An intricately beautiful and compelling novel, Obasan begins with the death of the narrator Naomi Nakane’s Uncle. As an adult, Naomi had tried hard to separate herself from her childhood experience in Canada during World War II which she lived through, but didn’t necessarily understand as a child. Drawn back to her old family home to help put her Uncle to rest, Naomi is pushed by her Aunt Emily towards a deeper understanding of her family’s and the country’s history. 

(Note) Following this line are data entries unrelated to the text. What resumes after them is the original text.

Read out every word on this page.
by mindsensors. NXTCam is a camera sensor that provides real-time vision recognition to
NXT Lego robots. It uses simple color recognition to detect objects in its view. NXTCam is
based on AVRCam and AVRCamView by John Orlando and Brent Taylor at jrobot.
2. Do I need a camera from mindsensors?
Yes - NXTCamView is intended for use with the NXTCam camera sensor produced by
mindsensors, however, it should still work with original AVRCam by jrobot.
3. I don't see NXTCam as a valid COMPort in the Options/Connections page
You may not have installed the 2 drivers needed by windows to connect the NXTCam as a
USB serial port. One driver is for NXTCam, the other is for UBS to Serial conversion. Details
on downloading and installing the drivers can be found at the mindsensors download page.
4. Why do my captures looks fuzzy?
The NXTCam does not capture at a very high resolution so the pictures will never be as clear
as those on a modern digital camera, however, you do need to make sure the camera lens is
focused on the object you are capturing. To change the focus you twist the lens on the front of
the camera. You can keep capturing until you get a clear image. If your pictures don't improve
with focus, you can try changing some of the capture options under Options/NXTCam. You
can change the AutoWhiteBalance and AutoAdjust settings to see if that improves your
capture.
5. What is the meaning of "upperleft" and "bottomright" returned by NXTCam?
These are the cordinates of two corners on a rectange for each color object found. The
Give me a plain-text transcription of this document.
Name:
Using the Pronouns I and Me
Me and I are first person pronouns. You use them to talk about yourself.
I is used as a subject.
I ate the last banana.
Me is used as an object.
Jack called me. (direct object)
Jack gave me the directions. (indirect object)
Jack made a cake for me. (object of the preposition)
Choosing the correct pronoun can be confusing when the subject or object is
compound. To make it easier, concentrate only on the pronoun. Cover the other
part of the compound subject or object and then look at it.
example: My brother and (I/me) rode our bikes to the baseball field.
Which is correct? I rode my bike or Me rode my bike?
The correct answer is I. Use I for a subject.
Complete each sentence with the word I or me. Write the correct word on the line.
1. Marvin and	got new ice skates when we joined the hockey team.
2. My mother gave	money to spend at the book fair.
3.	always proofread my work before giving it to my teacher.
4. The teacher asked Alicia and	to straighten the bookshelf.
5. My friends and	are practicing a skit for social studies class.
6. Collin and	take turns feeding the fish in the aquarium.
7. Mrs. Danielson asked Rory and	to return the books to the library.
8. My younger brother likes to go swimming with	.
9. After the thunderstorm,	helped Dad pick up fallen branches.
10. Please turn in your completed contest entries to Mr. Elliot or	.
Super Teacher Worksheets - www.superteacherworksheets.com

Through a deeply poetic narrative, Kogawa weaves the story of the fictional Nakane and Kato families’ past and present together to tell the story of how Naomi and her family were forced from their beloved home in Vancouver, near the sea where they made their living as fisherman, and moved inland to the remote rural town of Granton, Slocan in Alberta. Naomi’s memories are juxtaposed with the collection of documents Aunt Emily has sent, including letters from the government ordering the imprisonment of the men, city curfews, and laws restricting where Canadians of Japanese descent can live. Interwoven with their journey is the mysterious disappearance of the children’s mother who had traveled to Japan shortly before the war broke out to attend to her mother and then was never heard from again.


An extraordinary work of historical fiction, Kogawa brings to life the characters of Naomi, her musical prodigy brother Stephen, her sensitive and loving father, her justice minded Aunt Emily, and the ever resilient Obasan and Uncle, while educating the reader at the same time, often times like Naomi, despite ourselves. In Naomi’s reluctance the author seems to question the impact of this knowledge and her writing:


“All of Aunt Emily’s words, all her papers, the telegrams and petitions, are like scratchings in the barnyard, the evidence of much activity, scaly claws hard at work. But what good they do. I do not know—those little black typewritten words–rain words, cloud droppings...The words are not made flesh.”

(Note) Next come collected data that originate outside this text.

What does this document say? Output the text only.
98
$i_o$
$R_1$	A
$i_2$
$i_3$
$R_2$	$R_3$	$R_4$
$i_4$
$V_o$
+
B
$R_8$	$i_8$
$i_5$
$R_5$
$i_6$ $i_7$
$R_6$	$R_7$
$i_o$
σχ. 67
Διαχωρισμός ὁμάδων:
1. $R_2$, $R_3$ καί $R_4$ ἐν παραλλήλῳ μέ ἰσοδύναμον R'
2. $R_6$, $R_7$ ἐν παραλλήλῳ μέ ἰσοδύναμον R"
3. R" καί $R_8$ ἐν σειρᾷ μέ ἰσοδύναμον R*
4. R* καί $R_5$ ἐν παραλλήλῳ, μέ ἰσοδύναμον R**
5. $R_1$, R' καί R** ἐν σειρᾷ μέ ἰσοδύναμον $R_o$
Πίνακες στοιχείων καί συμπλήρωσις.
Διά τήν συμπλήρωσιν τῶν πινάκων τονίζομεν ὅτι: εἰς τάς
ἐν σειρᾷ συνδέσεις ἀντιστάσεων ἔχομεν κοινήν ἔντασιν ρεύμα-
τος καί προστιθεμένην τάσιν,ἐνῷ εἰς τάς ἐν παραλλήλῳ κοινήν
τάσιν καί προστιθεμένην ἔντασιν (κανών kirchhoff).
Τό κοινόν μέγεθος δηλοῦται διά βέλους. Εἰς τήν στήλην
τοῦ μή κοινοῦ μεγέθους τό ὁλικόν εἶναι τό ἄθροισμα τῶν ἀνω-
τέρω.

For me, Obasan is another piece of the puzzle that shows the interconnectedness of our global communities for better or worse - how actions and policies in one country reflect shifts in attitude, politics, and democracy all over the world. No nation, no people live in isolation, but rather we’re waves of water in a great sea of humanity constantly creating ripples through the lives of people all over the planet.